The M23 rebel group has taken control of the town of Kalembe in eastern Democratic Republic of Congo, strengthening its influence in the region, according to an official and a former MP.
Since 2022, the Tutsi-led M23 has waged an insurgency in the central African country’s violence-torn east.
Congo and the United Nations accuse Rwanda of supporting the organization with its own troops and weaponry. Rwanda rejects this, claiming that it has implemented so-called defensive measures.
Rebels had been stationed 10 kilometers from Kalembe for nearly eight months before seizing control of the town on Sunday morning from Congolese forces and the Wazalendo alliance of government-aligned armed groups, according to Kabaki Alimasi, an official from Walikale territory, where Kalembe is located.

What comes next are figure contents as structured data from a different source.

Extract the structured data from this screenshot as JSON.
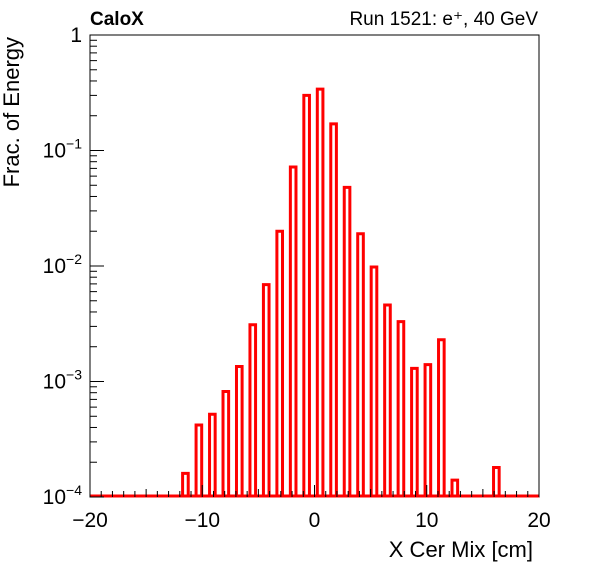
{
  "header": {
    "experiment": "CaloX",
    "run_info": "Run 1521: e⁺, 40 GeV"
  },
  "chart_data": {
    "type": "bar",
    "style": "histogram-step",
    "xlabel": "X Cer Mix [cm]",
    "ylabel": "Frac. of Energy",
    "xlim": [
      -20,
      20
    ],
    "ylim": [
      0.0001,
      1
    ],
    "ylog": true,
    "grid": false,
    "line_color": "#ff0000",
    "bin_width": 0.5,
    "xticks": [
      {
        "value": -20,
        "label": "−20"
      },
      {
        "value": -10,
        "label": "−10"
      },
      {
        "value": 0,
        "label": "0"
      },
      {
        "value": 10,
        "label": "10"
      },
      {
        "value": 20,
        "label": "20"
      }
    ],
    "yticks": [
      {
        "value": 1,
        "base": "1",
        "exp": ""
      },
      {
        "value": 0.1,
        "base": "10",
        "exp": "−1"
      },
      {
        "value": 0.01,
        "base": "10",
        "exp": "−2"
      },
      {
        "value": 0.001,
        "base": "10",
        "exp": "−3"
      },
      {
        "value": 0.0001,
        "base": "10",
        "exp": "−4"
      }
    ],
    "bins": [
      {
        "x": -11.5,
        "y": 0.00016
      },
      {
        "x": -10.3,
        "y": 0.00042
      },
      {
        "x": -9.1,
        "y": 0.00052
      },
      {
        "x": -7.9,
        "y": 0.00082
      },
      {
        "x": -6.7,
        "y": 0.00135
      },
      {
        "x": -5.5,
        "y": 0.0031
      },
      {
        "x": -4.3,
        "y": 0.0069
      },
      {
        "x": -3.1,
        "y": 0.02
      },
      {
        "x": -1.9,
        "y": 0.072
      },
      {
        "x": -0.7,
        "y": 0.3
      },
      {
        "x": 0.5,
        "y": 0.34
      },
      {
        "x": 1.7,
        "y": 0.17
      },
      {
        "x": 2.9,
        "y": 0.048
      },
      {
        "x": 4.1,
        "y": 0.019
      },
      {
        "x": 5.3,
        "y": 0.0098
      },
      {
        "x": 6.5,
        "y": 0.0046
      },
      {
        "x": 7.7,
        "y": 0.0033
      },
      {
        "x": 8.9,
        "y": 0.0013
      },
      {
        "x": 10.1,
        "y": 0.0014
      },
      {
        "x": 11.3,
        "y": 0.0023
      },
      {
        "x": 12.5,
        "y": 0.00014
      },
      {
        "x": 16.2,
        "y": 0.00018
      }
    ]
  }
}
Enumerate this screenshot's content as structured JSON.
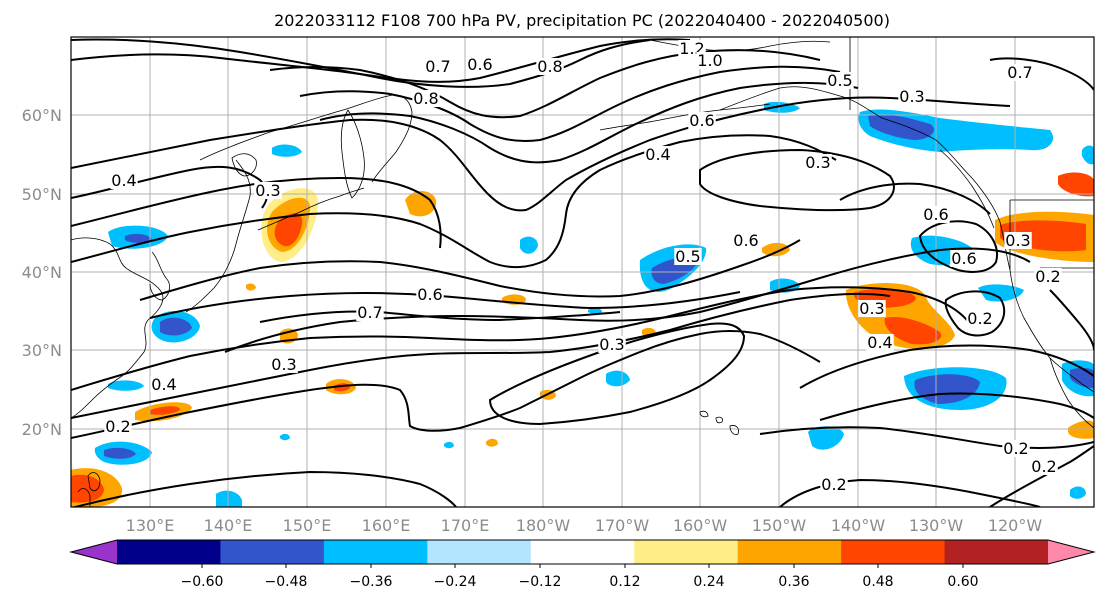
{
  "title": "2022033112 F108 700 hPa PV, precipitation PC (2022040400 - 2022040500)",
  "map": {
    "projection": "PlateCarree",
    "lon_range": [
      120,
      250
    ],
    "lat_range": [
      10,
      70
    ],
    "gridlines": true,
    "lon_labels": [
      "130°E",
      "140°E",
      "150°E",
      "160°E",
      "170°E",
      "180°W",
      "170°W",
      "160°W",
      "150°W",
      "140°W",
      "130°W",
      "120°W"
    ],
    "lat_labels": [
      "60°N",
      "50°N",
      "40°N",
      "30°N",
      "20°N"
    ]
  },
  "colorbar": {
    "orientation": "horizontal",
    "extend": "both",
    "tick_labels": [
      "−0.60",
      "−0.48",
      "−0.36",
      "−0.24",
      "−0.12",
      "0.12",
      "0.24",
      "0.36",
      "0.48",
      "0.60"
    ],
    "colors": [
      "#9933cc",
      "#00008b",
      "#3355cc",
      "#00bfff",
      "#b3e5ff",
      "#ffffff",
      "#ffee88",
      "#ffa500",
      "#ff4500",
      "#b22222",
      "#ff88aa"
    ]
  },
  "contour_labels": [
    "0.7",
    "0.6",
    "0.8",
    "1.2",
    "1.0",
    "0.5",
    "0.8",
    "0.3",
    "0.6",
    "0.4",
    "0.4",
    "0.3",
    "0.3",
    "0.6",
    "0.6",
    "0.5",
    "0.6",
    "0.7",
    "0.6",
    "0.3",
    "0.3",
    "0.4",
    "0.3",
    "0.4",
    "0.2",
    "0.3",
    "0.2",
    "0.2",
    "0.2",
    "0.2",
    "0.7",
    "0.2"
  ]
}
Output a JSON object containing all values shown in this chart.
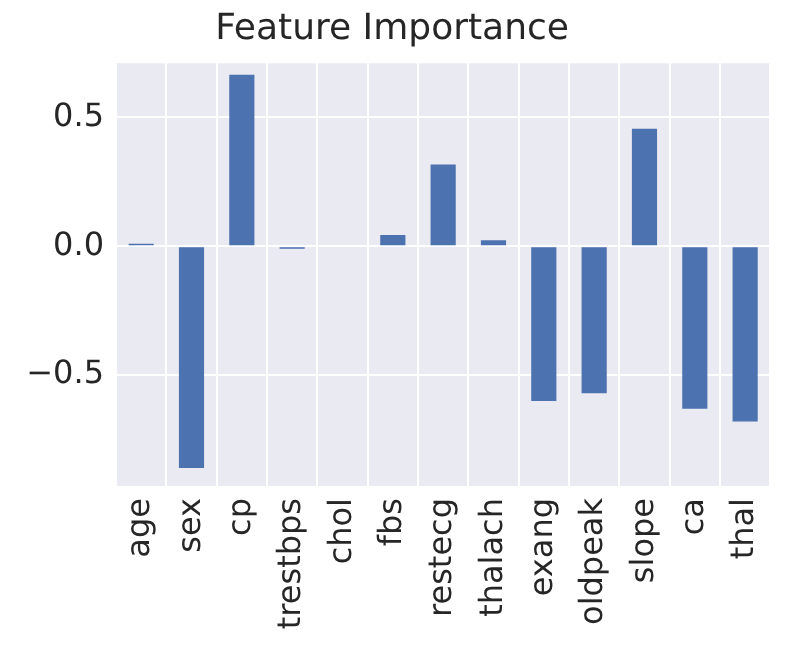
{
  "chart_data": {
    "type": "bar",
    "title": "Feature Importance",
    "categories": [
      "age",
      "sex",
      "cp",
      "trestbps",
      "chol",
      "fbs",
      "restecg",
      "thalach",
      "exang",
      "oldpeak",
      "slope",
      "ca",
      "thal"
    ],
    "values": [
      0.01,
      -0.86,
      0.665,
      -0.01,
      0.0,
      0.044,
      0.317,
      0.023,
      -0.6,
      -0.57,
      0.456,
      -0.63,
      -0.68
    ],
    "color": "#4c72b0",
    "ylim": [
      -0.93,
      0.71
    ],
    "yticks": [
      {
        "value": -0.5,
        "label": "−0.5"
      },
      {
        "value": 0,
        "label": "0.0"
      },
      {
        "value": 0.5,
        "label": "0.5"
      }
    ],
    "grid": true
  }
}
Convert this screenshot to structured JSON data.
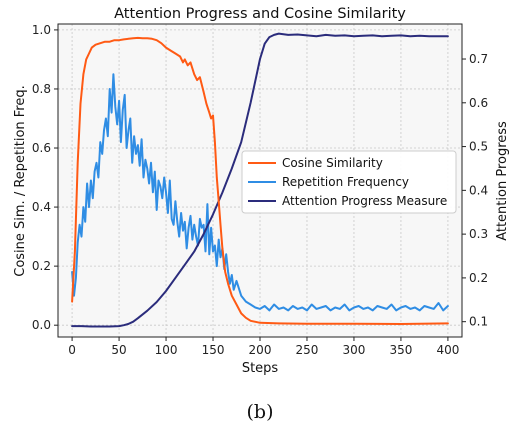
{
  "caption": "(b)",
  "chart_data": {
    "type": "line",
    "title": "Attention Progress and Cosine Similarity",
    "xlabel": "Steps",
    "ylabel_left": "Cosine Sim. / Repetition Freq.",
    "ylabel_right": "Attention Progress",
    "xlim": [
      -15,
      415
    ],
    "ylim_left": [
      -0.04,
      1.02
    ],
    "ylim_right": [
      0.065,
      0.78
    ],
    "xticks": [
      0,
      50,
      100,
      150,
      200,
      250,
      300,
      350,
      400
    ],
    "yticks_left": [
      0.0,
      0.2,
      0.4,
      0.6,
      0.8,
      1.0
    ],
    "yticks_right": [
      0.1,
      0.2,
      0.3,
      0.4,
      0.5,
      0.6,
      0.7
    ],
    "grid": true,
    "legend_position": "center-right",
    "series": [
      {
        "name": "Cosine Similarity",
        "axis": "left",
        "color": "#ff5a14",
        "x": [
          0,
          3,
          6,
          9,
          12,
          15,
          18,
          21,
          25,
          30,
          35,
          40,
          45,
          50,
          55,
          60,
          65,
          70,
          75,
          80,
          85,
          90,
          95,
          100,
          105,
          110,
          115,
          118,
          120,
          123,
          126,
          130,
          133,
          136,
          140,
          143,
          146,
          148,
          150,
          152,
          154,
          156,
          158,
          160,
          163,
          166,
          170,
          175,
          180,
          185,
          190,
          200,
          220,
          250,
          300,
          350,
          400
        ],
        "y": [
          0.08,
          0.25,
          0.55,
          0.75,
          0.85,
          0.9,
          0.92,
          0.94,
          0.95,
          0.955,
          0.96,
          0.96,
          0.965,
          0.965,
          0.968,
          0.97,
          0.972,
          0.973,
          0.972,
          0.972,
          0.97,
          0.965,
          0.955,
          0.94,
          0.93,
          0.92,
          0.91,
          0.89,
          0.9,
          0.88,
          0.89,
          0.85,
          0.83,
          0.84,
          0.79,
          0.75,
          0.72,
          0.7,
          0.71,
          0.62,
          0.5,
          0.42,
          0.34,
          0.26,
          0.18,
          0.14,
          0.1,
          0.07,
          0.04,
          0.025,
          0.015,
          0.008,
          0.006,
          0.005,
          0.005,
          0.004,
          0.006
        ]
      },
      {
        "name": "Repetition Frequency",
        "axis": "left",
        "color": "#2f8de4",
        "x": [
          0,
          2,
          4,
          6,
          8,
          10,
          12,
          14,
          16,
          18,
          20,
          22,
          24,
          26,
          28,
          30,
          32,
          34,
          36,
          38,
          40,
          42,
          44,
          46,
          48,
          50,
          52,
          54,
          56,
          58,
          60,
          62,
          64,
          66,
          68,
          70,
          72,
          74,
          76,
          78,
          80,
          82,
          84,
          86,
          88,
          90,
          92,
          94,
          96,
          98,
          100,
          102,
          104,
          106,
          108,
          110,
          112,
          114,
          116,
          118,
          120,
          122,
          124,
          126,
          128,
          130,
          132,
          134,
          136,
          138,
          140,
          142,
          144,
          146,
          148,
          150,
          152,
          154,
          156,
          158,
          160,
          162,
          164,
          166,
          168,
          170,
          172,
          175,
          180,
          185,
          190,
          195,
          200,
          205,
          210,
          215,
          220,
          225,
          230,
          235,
          240,
          245,
          250,
          255,
          260,
          265,
          270,
          275,
          280,
          285,
          290,
          295,
          300,
          305,
          310,
          315,
          320,
          325,
          330,
          335,
          340,
          345,
          350,
          355,
          360,
          365,
          370,
          375,
          380,
          385,
          390,
          395,
          400
        ],
        "y": [
          0.18,
          0.1,
          0.16,
          0.28,
          0.34,
          0.3,
          0.4,
          0.35,
          0.48,
          0.4,
          0.49,
          0.43,
          0.52,
          0.55,
          0.5,
          0.62,
          0.58,
          0.66,
          0.7,
          0.64,
          0.8,
          0.72,
          0.85,
          0.74,
          0.68,
          0.76,
          0.62,
          0.73,
          0.78,
          0.6,
          0.66,
          0.7,
          0.55,
          0.64,
          0.58,
          0.61,
          0.54,
          0.63,
          0.5,
          0.56,
          0.53,
          0.48,
          0.55,
          0.45,
          0.52,
          0.39,
          0.49,
          0.47,
          0.43,
          0.5,
          0.45,
          0.38,
          0.49,
          0.36,
          0.34,
          0.42,
          0.35,
          0.3,
          0.38,
          0.32,
          0.35,
          0.26,
          0.33,
          0.37,
          0.29,
          0.34,
          0.3,
          0.27,
          0.36,
          0.33,
          0.34,
          0.25,
          0.41,
          0.24,
          0.33,
          0.25,
          0.27,
          0.2,
          0.29,
          0.23,
          0.26,
          0.19,
          0.24,
          0.18,
          0.14,
          0.17,
          0.12,
          0.15,
          0.1,
          0.08,
          0.07,
          0.06,
          0.055,
          0.065,
          0.05,
          0.07,
          0.055,
          0.06,
          0.05,
          0.065,
          0.055,
          0.06,
          0.05,
          0.07,
          0.055,
          0.06,
          0.065,
          0.05,
          0.06,
          0.055,
          0.07,
          0.05,
          0.06,
          0.065,
          0.055,
          0.06,
          0.05,
          0.065,
          0.06,
          0.055,
          0.07,
          0.05,
          0.06,
          0.065,
          0.055,
          0.06,
          0.05,
          0.065,
          0.06,
          0.055,
          0.075,
          0.05,
          0.065
        ]
      },
      {
        "name": "Attention Progress Measure",
        "axis": "right",
        "color": "#2b2c7c",
        "x": [
          0,
          10,
          20,
          30,
          40,
          50,
          55,
          60,
          65,
          70,
          80,
          90,
          100,
          110,
          120,
          130,
          140,
          150,
          160,
          170,
          180,
          190,
          200,
          205,
          210,
          215,
          220,
          230,
          240,
          250,
          260,
          270,
          280,
          290,
          300,
          310,
          320,
          330,
          340,
          350,
          360,
          370,
          380,
          390,
          400
        ],
        "y": [
          0.09,
          0.09,
          0.089,
          0.089,
          0.089,
          0.09,
          0.092,
          0.095,
          0.1,
          0.108,
          0.125,
          0.145,
          0.17,
          0.2,
          0.23,
          0.26,
          0.3,
          0.345,
          0.395,
          0.45,
          0.51,
          0.6,
          0.7,
          0.735,
          0.75,
          0.755,
          0.758,
          0.755,
          0.756,
          0.754,
          0.752,
          0.755,
          0.753,
          0.754,
          0.752,
          0.753,
          0.754,
          0.752,
          0.753,
          0.754,
          0.752,
          0.753,
          0.752,
          0.752,
          0.752
        ]
      }
    ]
  }
}
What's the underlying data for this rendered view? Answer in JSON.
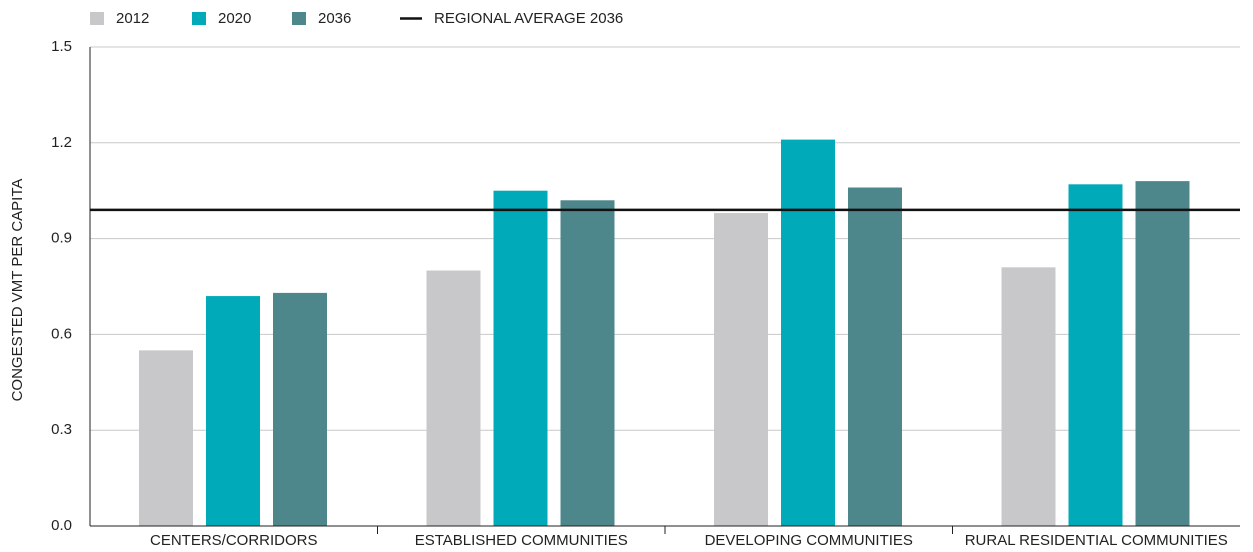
{
  "chart_data": {
    "type": "bar",
    "ylabel": "CONGESTED VMT PER CAPITA",
    "categories": [
      "CENTERS/CORRIDORS",
      "ESTABLISHED COMMUNITIES",
      "DEVELOPING COMMUNITIES",
      "RURAL RESIDENTIAL COMMUNITIES"
    ],
    "series": [
      {
        "name": "2012",
        "color": "#c8c8ca",
        "values": [
          0.55,
          0.8,
          0.98,
          0.81
        ]
      },
      {
        "name": "2020",
        "color": "#00aab9",
        "values": [
          0.72,
          1.05,
          1.21,
          1.07
        ]
      },
      {
        "name": "2036",
        "color": "#4d878c",
        "values": [
          0.73,
          1.02,
          1.06,
          1.08
        ]
      }
    ],
    "reference": {
      "name": "REGIONAL AVERAGE 2036",
      "value": 0.99,
      "color": "#111111"
    },
    "ylim": [
      0,
      1.5
    ],
    "yticks": [
      {
        "value": 0,
        "label": "0.0"
      },
      0.3,
      0.6,
      0.9,
      1.2,
      1.5
    ],
    "grid": true
  }
}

While the combat did not target the local civilian population, many people felt scared and fled to the town of Pinga in Walikale following the attack, according to a local official.
A request for comment from the Congolese army was not responded to promptly.
The majority of Congo’s substantial mineral wealth is found in its eastern provinces.
M23 has been making hundreds of thousands of dollars a month from minerals smuggled illegally from territory it has seized, the United Nations said in September.
The conflict has deepened a humanitarian crisis in militia-plagued North Kivu province, where around 2.6 million people were displaced as of End-September, according to the U.N. aid agency OCHA.